En 1839, Louis David Allègre crée une société comprenant trois noms : D. Allègre, Darmailhac, Dumousseau, qui propose une jonction aquatique entre Arès et Troussas, à Valeyrac sur l’embouchure de la Gironde ; à Arès, la tour crénelée à proximité de la jetée promenade est improprement nommée « moulin Javal ». Il est mieux de rendre au capitaine Allègre la paternité de cet édifice, car, lorsque il étudie et propose sur plans détaillés la transformation du courant naturel d’écoulement des eaux des étangs du nord vers le bassin d’Arcachon en un canal navigable d’Arès à la Gironde, il prend pour référence le moulin, mettant en relation deux cotes d’altitude : d’une part le niveau de la haute mer du 21 septembre 1838, d’autre part un repère sur le soubassement du moulin. De plus, un plan illustré du château d’Arès et de son environnement comporte, près de la côte du bassin, un moulin, ce qui confirme l’existence de cet édifice, ainsi que tuilerie, usine de résine à proximité… portant la mention « propriété Allègre ». Plus tard, Louis David Allègre envisage un canal navigable reliant les étangs landais, de Biscarrosse à Lacanau.

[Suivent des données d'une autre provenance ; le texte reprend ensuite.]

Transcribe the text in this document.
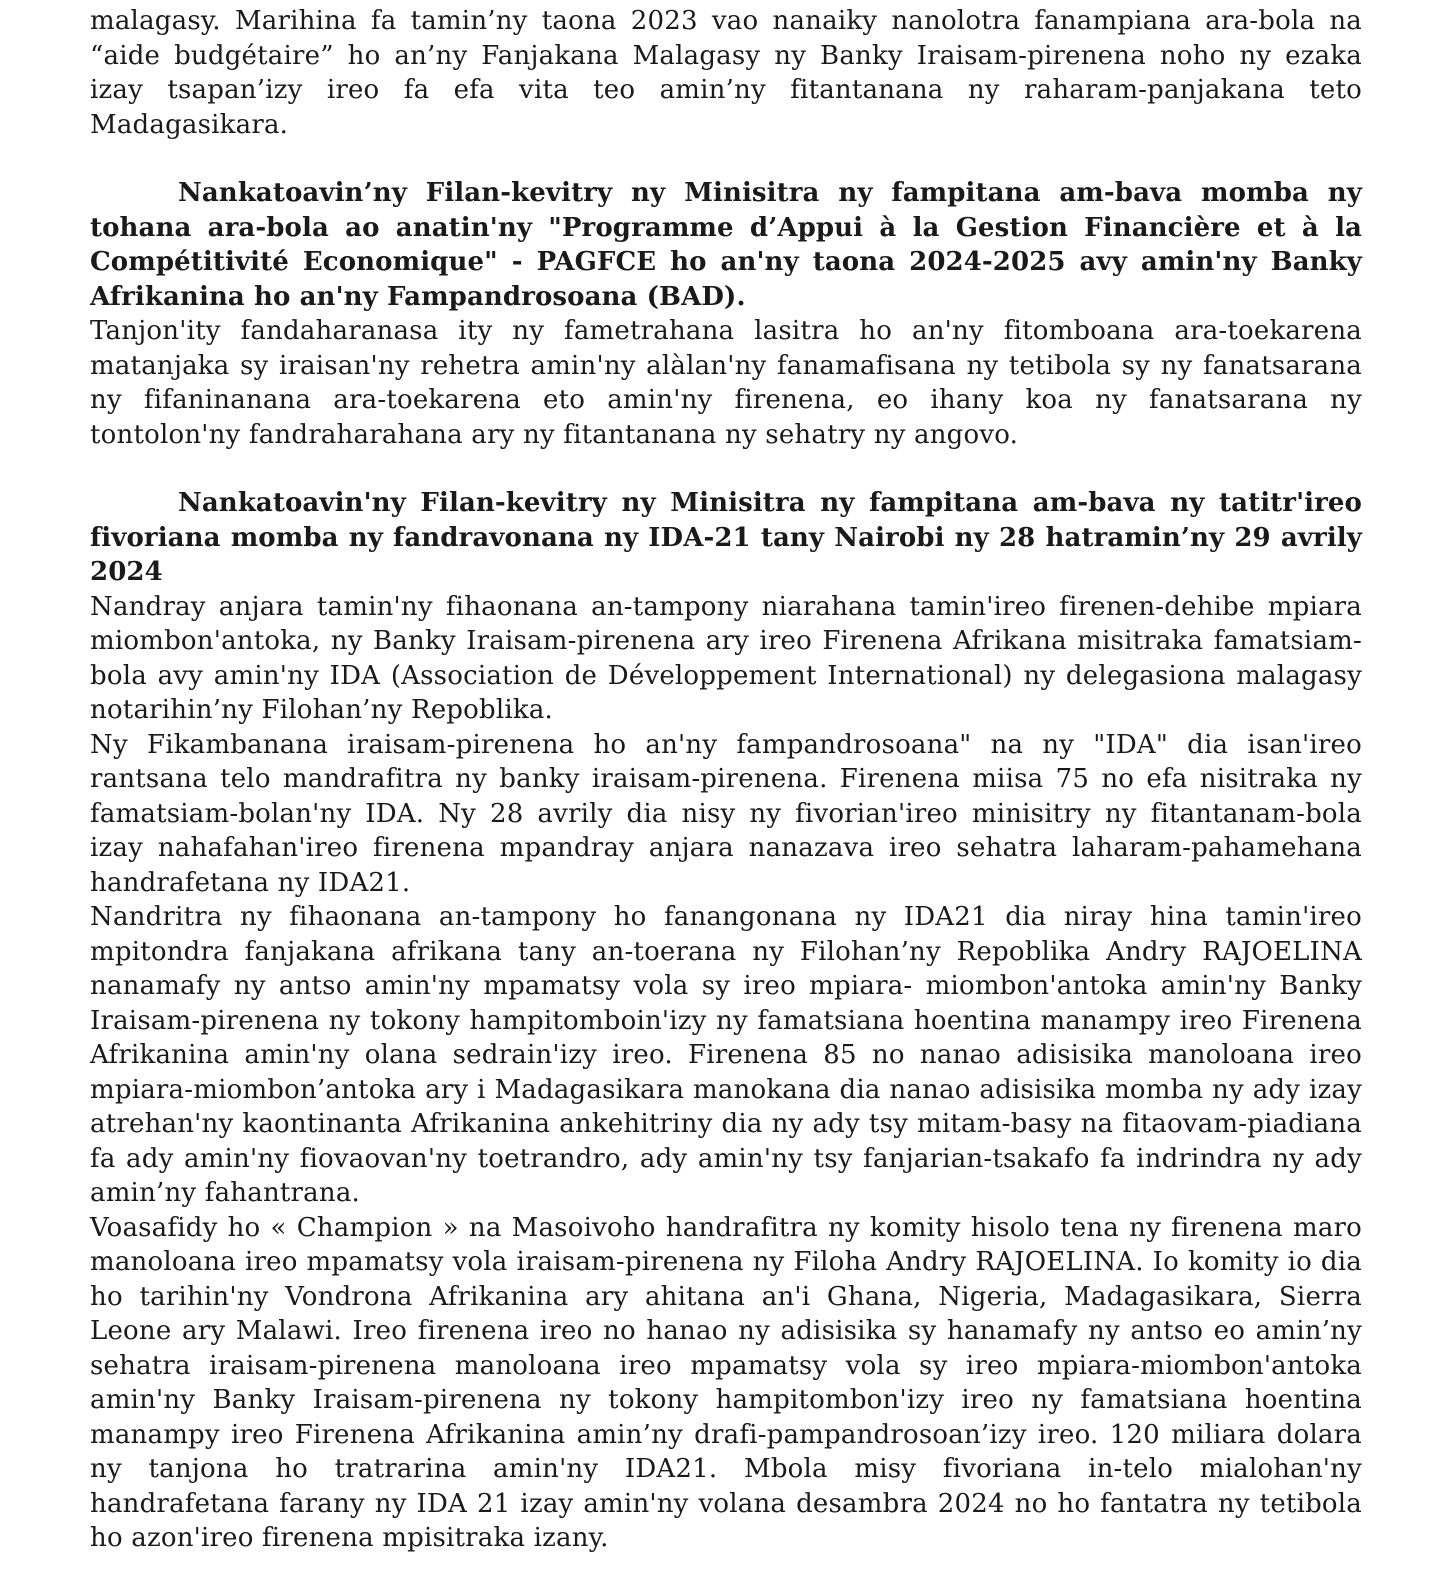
malagasy. Marihina fa tamin’ny taona 2023 vao nanaiky nanolotra fanampiana ara-bola na “aide budgétaire” ho an’ny Fanjakana Malagasy ny Banky Iraisam-pirenena noho ny ezaka izay tsapan’izy ireo fa efa vita teo amin’ny fitantanana ny raharam-panjakana teto Madagasikara.

Nankatoavin’ny Filan-kevitry ny Minisitra ny fampitana am-bava momba ny tohana ara-bola ao anatin'ny "Programme d’Appui à la Gestion Financière et à la Compétitivité Economique" - PAGFCE ho an'ny taona 2024-2025 avy amin'ny Banky Afrikanina ho an'ny Fampandrosoana (BAD).

Tanjon'ity fandaharanasa ity ny fametrahana lasitra ho an'ny fitomboana ara-toekarena matanjaka sy iraisan'ny rehetra amin'ny alàlan'ny fanamafisana ny tetibola sy ny fanatsarana ny fifaninanana ara-toekarena eto amin'ny firenena, eo ihany koa ny fanatsarana ny tontolon'ny fandraharahana ary ny fitantanana ny sehatry ny angovo.

Nankatoavin'ny Filan-kevitry ny Minisitra ny fampitana am-bava ny tatitr'ireo fivoriana momba ny fandravonana ny IDA-21 tany Nairobi ny 28 hatramin’ny 29 avrily 2024

Nandray anjara tamin'ny fihaonana an-tampony niarahana tamin'ireo firenen-dehibe mpiara miombon'antoka, ny Banky Iraisam-pirenena ary ireo Firenena Afrikana misitraka famatsiam-bola avy amin'ny IDA (Association de Développement International) ny delegasiona malagasy notarihin’ny Filohan’ny Repoblika.

Ny Fikambanana iraisam-pirenena ho an'ny fampandrosoana" na ny "IDA" dia isan'ireo rantsana telo mandrafitra ny banky iraisam-pirenena. Firenena miisa 75 no efa nisitraka ny famatsiam-bolan'ny IDA. Ny 28 avrily dia nisy ny fivorian'ireo minisitry ny fitantanam-bola izay nahafahan'ireo firenena mpandray anjara nanazava ireo sehatra laharam-pahamehana handrafetana ny IDA21.

Nandritra ny fihaonana an-tampony ho fanangonana ny IDA21 dia niray hina tamin'ireo mpitondra fanjakana afrikana tany an-toerana ny Filohan’ny Repoblika Andry RAJOELINA nanamafy ny antso amin'ny mpamatsy vola sy ireo mpiara- miombon'antoka amin'ny Banky Iraisam-pirenena ny tokony hampitomboin'izy ny famatsiana hoentina manampy ireo Firenena Afrikanina amin'ny olana sedrain'izy ireo. Firenena 85 no nanao adisisika manoloana ireo mpiara-miombon’antoka ary i Madagasikara manokana dia nanao adisisika momba ny ady izay atrehan'ny kaontinanta Afrikanina ankehitriny dia ny ady tsy mitam-basy na fitaovam-piadiana fa ady amin'ny fiovaovan'ny toetrandro, ady amin'ny tsy fanjarian-tsakafo fa indrindra ny ady amin’ny fahantrana.

Voasafidy ho « Champion » na Masoivoho handrafitra ny komity hisolo tena ny firenena maro manoloana ireo mpamatsy vola iraisam-pirenena ny Filoha Andry RAJOELINA. Io komity io dia ho tarihin'ny Vondrona Afrikanina ary ahitana an'i Ghana, Nigeria, Madagasikara, Sierra Leone ary Malawi. Ireo firenena ireo no hanao ny adisisika sy hanamafy ny antso eo amin’ny sehatra iraisam-pirenena manoloana ireo mpamatsy vola sy ireo mpiara-miombon'antoka amin'ny Banky Iraisam-pirenena ny tokony hampitombon'izy ireo ny famatsiana hoentina manampy ireo Firenena Afrikanina amin’ny drafi-pampandrosoan’izy ireo. 120 miliara dolara ny tanjona ho tratrarina amin'ny IDA21. Mbola misy fivoriana in-telo mialohan'ny handrafetana farany ny IDA 21 izay amin'ny volana desambra 2024 no ho fantatra ny tetibola ho azon'ireo firenena mpisitraka izany.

Sa pierre tombale sur laquelle figure une erreur du graveur dans la date de son décès est aujourd’hui à l’intérieur de l’église Saint-Éloi.
Extrait du Bulletin de la Société Historique et Archéologique d’Arcachon et du Pays de Buch, n° 30 du 4e trimestre 1981.
https://exponum.fr/le-canal-des-etangs/allegreautreprecurseur.html
Lire https://shaapb.fr/wp-content/uploads/files/SHAA_099.pdf
[1] – Le Turbot est peint à l’huile sur toile, commande du commandant Guy Silhouette, ayant appartenu à M. Jean-Philippe Dubourg, directeur de la Société « Nouvelle » et propriété (du moins en 1994 lorsque Michel Boyé a eu le plaisir de le présenter au grand public lors d’une exposition au Musée National des Douanes) d’un de ses héritiers (un petit-fils journaliste domicilié à Paris).